I'm getting much better at looking like I don't care about the things the boys tell me about her. I'm hoping all that pretending will eventually turn into the real thing. Once in a while it happens.
When I first moved out, she told me that it would take all her income ($90,000/year) to keep up the house on her own, so she wouldn't be able to support me. I said okay, of course, I'm not looking for a rescue.
She then proceeded to buy a new (bigger!) car, get a natural gas hookup to the house, buy a new furnace, go whitewater rafting, ride in a glider, go on a "solo" overnight trip to Montreal, the list goes on.
I've had a really hard time working on account of my depression, and spent about the first three months after moving just crying all day. As a result, I have burned through my savings, and have no money at all.
I've been busking to make extra grocery money, and went to the food bank last week. I told The Princess that I am out of money. I said that of course I'm not asking for help, but wanted to let her know that's why I can't pay for the boys' music lessons like I did last year.

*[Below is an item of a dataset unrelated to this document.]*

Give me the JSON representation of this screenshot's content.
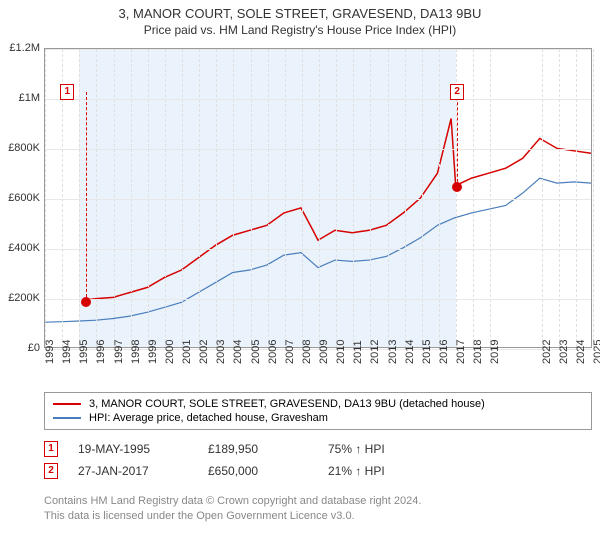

She phoned me that night to say that REALLY I am asking for help because I can't contribute as much. Then she proceeded to tell me how she is going further into debt each month, because she is spending "more than she makes". So basically, she wanted to make me feel like shit.
Last year, I made about a third of what she did.
The boys said she bought a new barbecue (there was nothing wrong with the one they had), a new fire pit for the backyard, and a cord of wood to burn in that pit.
This is seven days after we had that conversation, where she made me feel like shit!
Fucking hate her!
Two sons: 2000 and 2003
Cheating louse: What's her name again?
Finally divorced Jul/17
The best thing about hitting rock bottom is that everything after that looks fucking fabulous!